Author: mrDoctorWho0 . (mrDoctorWho0..) Date: 2013-05-13 13:52
Linux i386, Python 2.7.4. Multithread xml parsing via pyexpat cause segmentation fault
Author: Amaury Forgeot d'Arc (amaury.forgeotdarc) Date: 2013-05-13 18:28
Expat is not thread-safe at the object level, a single Parser cannot be used from multiple threads.
Pyexpat could add locks to Parser objects.
Author: Alex Gaynor (alex) Date: 2013-05-13 18:32
It could also track tids and raise an error if you attempt to use it from multiple threads.
Author: Amaury Forgeot d'Arc (amaury.forgeotdarc) Date: 2013-05-13 18:35
But this would break working code which already uses locks correctly (or some kind of pool of cached parsers)

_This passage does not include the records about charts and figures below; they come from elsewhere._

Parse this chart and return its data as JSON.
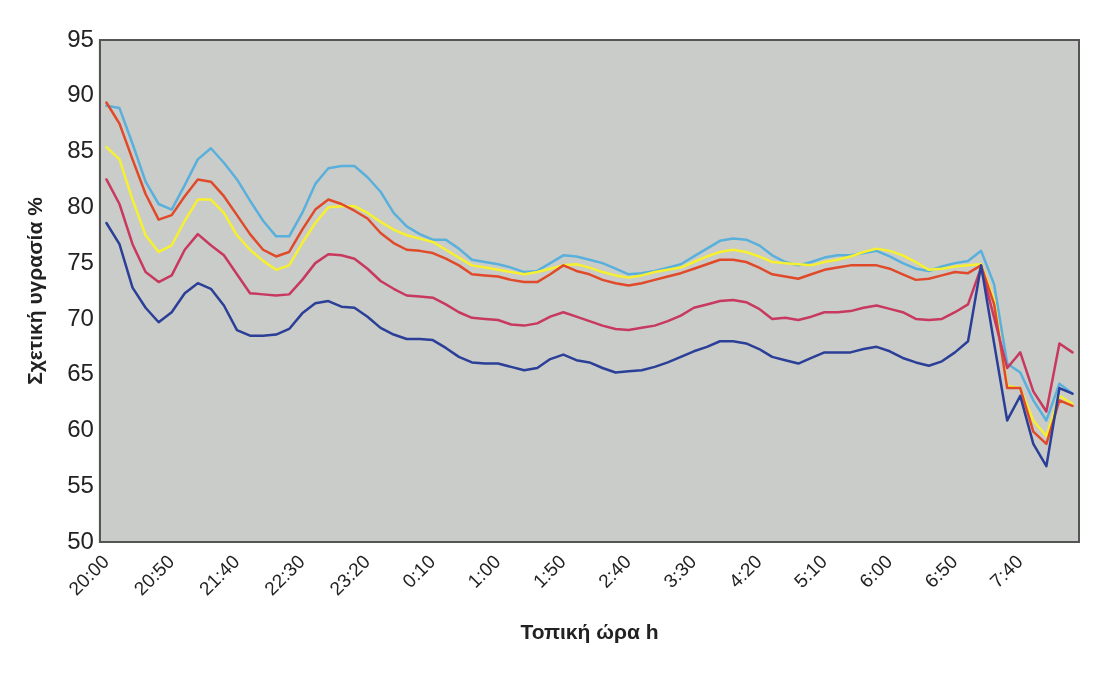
{
  "chart_data": {
    "type": "line",
    "ylabel": "Σχετική υγρασία %",
    "xlabel": "Τοπική ώρα h",
    "categories": [
      "20:00",
      null,
      null,
      null,
      null,
      "20:50",
      null,
      null,
      null,
      null,
      "21:40",
      null,
      null,
      null,
      null,
      "22:30",
      null,
      null,
      null,
      null,
      "23:20",
      null,
      null,
      null,
      null,
      "0:10",
      null,
      null,
      null,
      null,
      "1:00",
      null,
      null,
      null,
      null,
      "1:50",
      null,
      null,
      null,
      null,
      "2:40",
      null,
      null,
      null,
      null,
      "3:30",
      null,
      null,
      null,
      null,
      "4:20",
      null,
      null,
      null,
      null,
      "5:10",
      null,
      null,
      null,
      null,
      "6:00",
      null,
      null,
      null,
      null,
      "6:50",
      null,
      null,
      null,
      null,
      "7:40",
      null,
      null,
      null,
      null
    ],
    "ylim": [
      50,
      95
    ],
    "yticks": [
      50,
      55,
      60,
      65,
      70,
      75,
      80,
      85,
      90,
      95
    ],
    "grid": false,
    "legend": false,
    "marker": "none",
    "line_style": "solid",
    "series": [
      {
        "color": "#2b3f98",
        "values": [
          78.6,
          76.7,
          72.8,
          71.0,
          69.7,
          70.6,
          72.3,
          73.2,
          72.7,
          71.2,
          69.0,
          68.5,
          68.5,
          68.6,
          69.1,
          70.5,
          71.4,
          71.6,
          71.1,
          71.0,
          70.2,
          69.2,
          68.6,
          68.2,
          68.2,
          68.1,
          67.4,
          66.6,
          66.1,
          66.0,
          66.0,
          65.7,
          65.4,
          65.6,
          66.4,
          66.8,
          66.3,
          66.1,
          65.6,
          65.2,
          65.3,
          65.4,
          65.7,
          66.1,
          66.6,
          67.1,
          67.5,
          68.0,
          68.0,
          67.8,
          67.3,
          66.6,
          66.3,
          66.0,
          66.5,
          67.0,
          67.0,
          67.0,
          67.3,
          67.5,
          67.1,
          66.5,
          66.1,
          65.8,
          66.2,
          67.0,
          68.0,
          74.8,
          67.8,
          60.9,
          63.1,
          58.8,
          56.8,
          63.8,
          63.3
        ]
      },
      {
        "color": "#c8385f",
        "values": [
          82.5,
          80.3,
          76.7,
          74.2,
          73.3,
          73.9,
          76.2,
          77.6,
          76.6,
          75.7,
          74.0,
          72.3,
          72.2,
          72.1,
          72.2,
          73.5,
          75.0,
          75.8,
          75.7,
          75.4,
          74.5,
          73.4,
          72.7,
          72.1,
          72.0,
          71.9,
          71.3,
          70.6,
          70.1,
          70.0,
          69.9,
          69.5,
          69.4,
          69.6,
          70.2,
          70.6,
          70.2,
          69.8,
          69.4,
          69.1,
          69.0,
          69.2,
          69.4,
          69.8,
          70.3,
          71.0,
          71.3,
          71.6,
          71.7,
          71.5,
          70.9,
          70.0,
          70.1,
          69.9,
          70.2,
          70.6,
          70.6,
          70.7,
          71.0,
          71.2,
          70.9,
          70.6,
          70.0,
          69.9,
          70.0,
          70.6,
          71.3,
          74.6,
          70.1,
          65.6,
          67.0,
          63.5,
          61.7,
          67.8,
          67.0
        ]
      },
      {
        "color": "#e04a2a",
        "values": [
          89.4,
          87.5,
          84.3,
          81.2,
          78.9,
          79.3,
          81.0,
          82.5,
          82.3,
          81.0,
          79.3,
          77.6,
          76.2,
          75.6,
          76.0,
          78.0,
          79.8,
          80.7,
          80.3,
          79.7,
          79.0,
          77.7,
          76.8,
          76.2,
          76.1,
          75.9,
          75.4,
          74.8,
          74.0,
          73.9,
          73.8,
          73.5,
          73.3,
          73.3,
          74.0,
          74.8,
          74.3,
          74.0,
          73.5,
          73.2,
          73.0,
          73.2,
          73.5,
          73.8,
          74.1,
          74.5,
          74.9,
          75.3,
          75.3,
          75.1,
          74.6,
          74.0,
          73.8,
          73.6,
          74.0,
          74.4,
          74.6,
          74.8,
          74.8,
          74.8,
          74.5,
          74.0,
          73.5,
          73.6,
          73.9,
          74.2,
          74.1,
          74.8,
          71.3,
          63.8,
          63.8,
          59.9,
          58.8,
          62.7,
          62.2
        ]
      },
      {
        "color": "#f7f030",
        "values": [
          85.4,
          84.3,
          80.7,
          77.5,
          76.0,
          76.6,
          78.8,
          80.7,
          80.7,
          79.5,
          77.5,
          76.2,
          75.2,
          74.4,
          74.8,
          76.8,
          78.6,
          80.0,
          80.1,
          80.1,
          79.5,
          78.7,
          78.0,
          77.5,
          77.2,
          76.9,
          76.2,
          75.5,
          74.8,
          74.6,
          74.4,
          74.2,
          74.0,
          74.2,
          74.5,
          74.8,
          74.9,
          74.6,
          74.2,
          73.9,
          73.7,
          73.9,
          74.2,
          74.4,
          74.6,
          75.1,
          75.6,
          76.0,
          76.2,
          76.0,
          75.6,
          75.1,
          75.0,
          74.9,
          74.8,
          75.1,
          75.3,
          75.6,
          76.0,
          76.3,
          76.1,
          75.7,
          75.1,
          74.4,
          74.5,
          74.7,
          74.8,
          74.9,
          71.7,
          64.0,
          63.8,
          60.9,
          59.5,
          63.1,
          62.4
        ]
      },
      {
        "color": "#5ab0dc",
        "values": [
          89.1,
          88.9,
          85.7,
          82.3,
          80.3,
          79.8,
          82.0,
          84.3,
          85.3,
          84.0,
          82.5,
          80.6,
          78.8,
          77.4,
          77.4,
          79.5,
          82.1,
          83.5,
          83.7,
          83.7,
          82.7,
          81.4,
          79.5,
          78.3,
          77.6,
          77.1,
          77.1,
          76.3,
          75.3,
          75.1,
          74.9,
          74.6,
          74.2,
          74.3,
          75.0,
          75.7,
          75.6,
          75.3,
          75.0,
          74.5,
          74.0,
          74.1,
          74.3,
          74.6,
          74.9,
          75.6,
          76.3,
          77.0,
          77.2,
          77.1,
          76.6,
          75.7,
          75.1,
          74.8,
          75.1,
          75.5,
          75.7,
          75.7,
          75.9,
          76.1,
          75.6,
          75.0,
          74.5,
          74.3,
          74.7,
          75.0,
          75.2,
          76.1,
          73.1,
          66.0,
          65.2,
          62.7,
          60.9,
          64.2,
          63.3
        ]
      }
    ]
  }
}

Author: Christian Heimes (christian.heimes) Date: 2013-05-14 14:58
In my opinion it's fine to document Python's XML parser as not thread-safe and leave locking to the user. Any fancy locking or tracking is going to make it slower for users. Any it takes a lot of effort to implement the feature, too. lxml offers a faster XML parser with multi-threading support.
Author: Amaury Forgeot d'Arc (amaury.forgeotdarc) Date: 2013-05-14 16:22
In my opinion it's not fine to let Python crash.
The implementation could be similar to the one in bufferedio.c, it's quite lightweight.
Author: Antoine Pitrou (pitrou) Date: 2013-05-18 16:20
I agree with Amaury, multi-threaded parsing should definitely not crash. Adding a lock should be quite easy. I wonder what would be the effect on performance, if there are lots of backs and forths between expat and Python.
Author: Irit Katriel (iritkatriel) Date: 2021-09-07 12:55
I've reproduced the segfault on 3.11.